If it’s not a matter of style, but poor grammar, editing, writing, and execution, where does that leave me? Leaving a bad review. Or a mediocre one, the story underneath was good.
Again with something that is clearly my problem, I don’t like leaving bad reviews on good stories. Particularly when the review ends up being actually more of a critique. The author can read the review, fix it, upload a new version of the book, and eventually my review will be buried and fall off per Amazon’s new policies. Assuming the author is willing to do that, and take my advice in the future.
It does remind me of where I came from, however, and that is Book Country. Once upon a time, a literary agent named Collen Lindsay went to work for Penguin (Random House) Books, and they launched an online service for potential authors. Writers could upload their manuscripts for other writers to read and critique, allowing them to improve and get useful feedback about plot, structure, grammar, style, voice, etc before submitting it to a literary agent or publishing it themselves. This isn’t a new idea, and it wasn’t new then either. There were, and are, several sites like this out there. I happened to be part of this one since the beta stage, along with a few other people who have also since published.
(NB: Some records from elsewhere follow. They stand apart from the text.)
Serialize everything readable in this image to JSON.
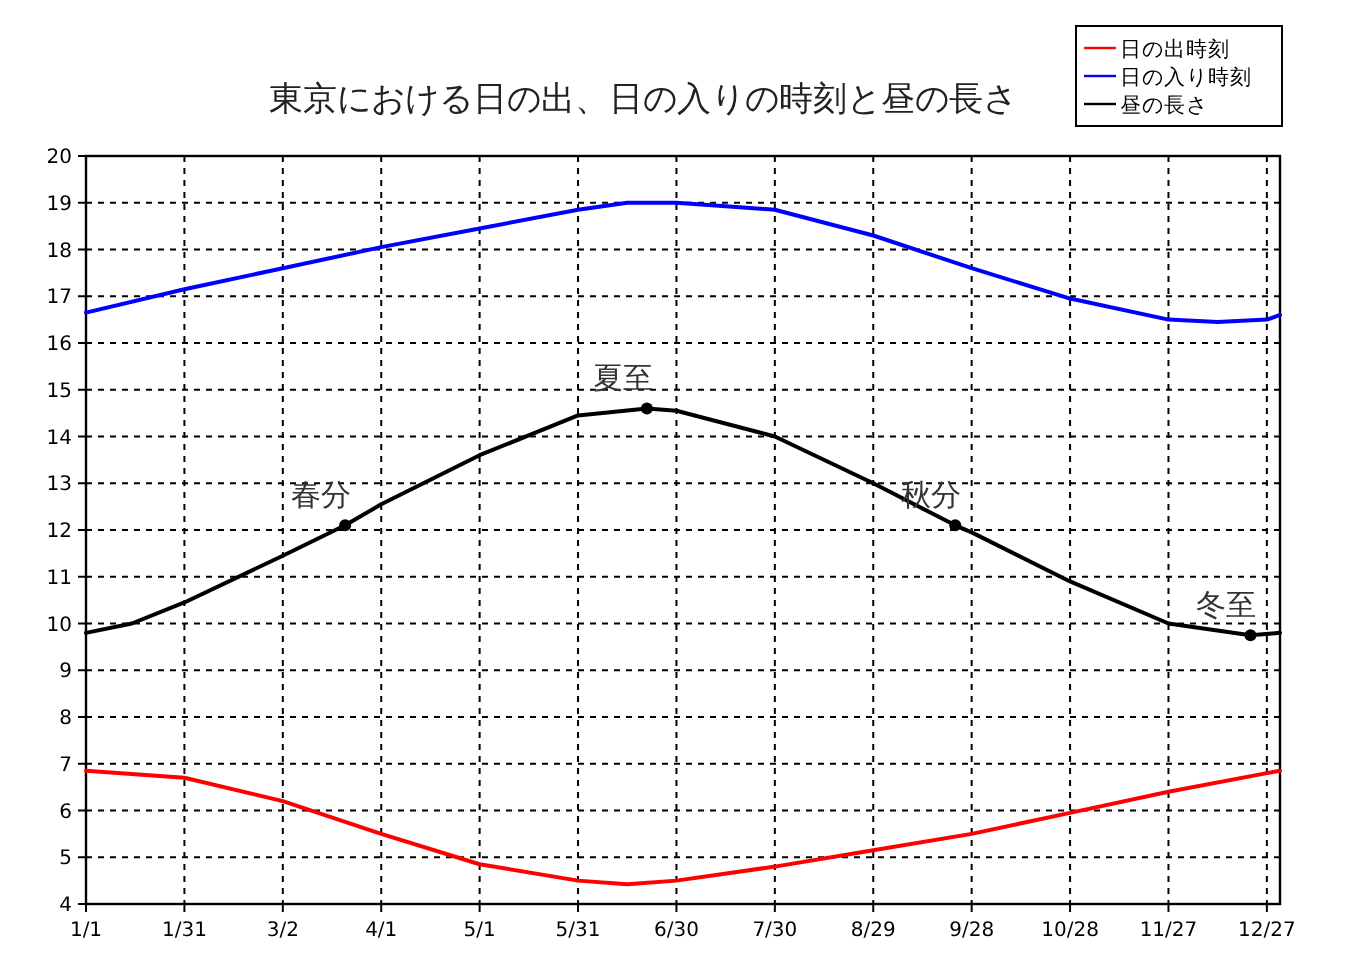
{
  "chart_data": {
    "type": "line",
    "title": "東京における日の出、日の入りの時刻と昼の長さ",
    "xlim": [
      "--01-01",
      "--12-31"
    ],
    "xticks": [
      {
        "value": "--01-01",
        "label": "1/1"
      },
      {
        "value": "--01-31",
        "label": "1/31"
      },
      {
        "value": "--03-02",
        "label": "3/2"
      },
      {
        "value": "--04-01",
        "label": "4/1"
      },
      {
        "value": "--05-01",
        "label": "5/1"
      },
      {
        "value": "--05-31",
        "label": "5/31"
      },
      {
        "value": "--06-30",
        "label": "6/30"
      },
      {
        "value": "--07-30",
        "label": "7/30"
      },
      {
        "value": "--08-29",
        "label": "8/29"
      },
      {
        "value": "--09-28",
        "label": "9/28"
      },
      {
        "value": "--10-28",
        "label": "10/28"
      },
      {
        "value": "--11-27",
        "label": "11/27"
      },
      {
        "value": "--12-27",
        "label": "12/27"
      }
    ],
    "ylim": [
      4,
      20
    ],
    "yticks": [
      4,
      5,
      6,
      7,
      8,
      9,
      10,
      11,
      12,
      13,
      14,
      15,
      16,
      17,
      18,
      19,
      20
    ],
    "grid": true,
    "legend": "top right",
    "line_style": "solid",
    "series": [
      {
        "name": "日の出時刻",
        "color": "#ff0000",
        "x": [
          "--01-01",
          "--01-31",
          "--03-02",
          "--04-01",
          "--05-01",
          "--05-31",
          "--06-15",
          "--06-30",
          "--07-30",
          "--08-29",
          "--09-28",
          "--10-28",
          "--11-27",
          "--12-27",
          "--12-31"
        ],
        "values": [
          6.85,
          6.7,
          6.2,
          5.5,
          4.85,
          4.5,
          4.42,
          4.5,
          4.8,
          5.15,
          5.5,
          5.95,
          6.4,
          6.8,
          6.85
        ]
      },
      {
        "name": "日の入り時刻",
        "color": "#0000ff",
        "x": [
          "--01-01",
          "--01-31",
          "--03-02",
          "--04-01",
          "--05-01",
          "--05-31",
          "--06-15",
          "--06-30",
          "--07-30",
          "--08-29",
          "--09-28",
          "--10-28",
          "--11-27",
          "--12-12",
          "--12-27",
          "--12-31"
        ],
        "values": [
          16.65,
          17.15,
          17.6,
          18.05,
          18.45,
          18.85,
          19.0,
          19.0,
          18.85,
          18.3,
          17.6,
          16.95,
          16.5,
          16.45,
          16.5,
          16.6
        ]
      },
      {
        "name": "昼の長さ",
        "color": "#000000",
        "x": [
          "--01-01",
          "--01-15",
          "--01-31",
          "--03-02",
          "--03-21",
          "--04-01",
          "--05-01",
          "--05-31",
          "--06-21",
          "--06-30",
          "--07-30",
          "--08-29",
          "--09-23",
          "--09-28",
          "--10-28",
          "--11-27",
          "--12-22",
          "--12-31"
        ],
        "values": [
          9.8,
          10.0,
          10.45,
          11.45,
          12.1,
          12.55,
          13.6,
          14.45,
          14.6,
          14.55,
          14.0,
          13.0,
          12.1,
          11.95,
          10.9,
          10.0,
          9.75,
          9.8
        ]
      }
    ],
    "annotations": [
      {
        "text": "春分",
        "x": "--03-21",
        "y": 12.1
      },
      {
        "text": "夏至",
        "x": "--06-21",
        "y": 14.6
      },
      {
        "text": "秋分",
        "x": "--09-23",
        "y": 12.1
      },
      {
        "text": "冬至",
        "x": "--12-22",
        "y": 9.75
      }
    ]
  }
}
For me, it came to a point where I wasn’t getting anything new and useful in feedback. Also, I was stuck in a series where if you hadn’t read the previous books, the character development was missing. So I stopped posting, but I still continued to go back and critique, and I followed the discussion boards, and then...I faded away and got lost in my own things.
Apparently my account is still active. Hmm. So I’m thinking, there are authors out there publishing without editing and they need to be slapped. Amazon reviews will do that to a point, Goodreads too. But I can at least drop in on bookcountry.com and maybe give a nudge to the writers who are just starting out.
Apparently Nimoy approves, she just bit me softly then started purring.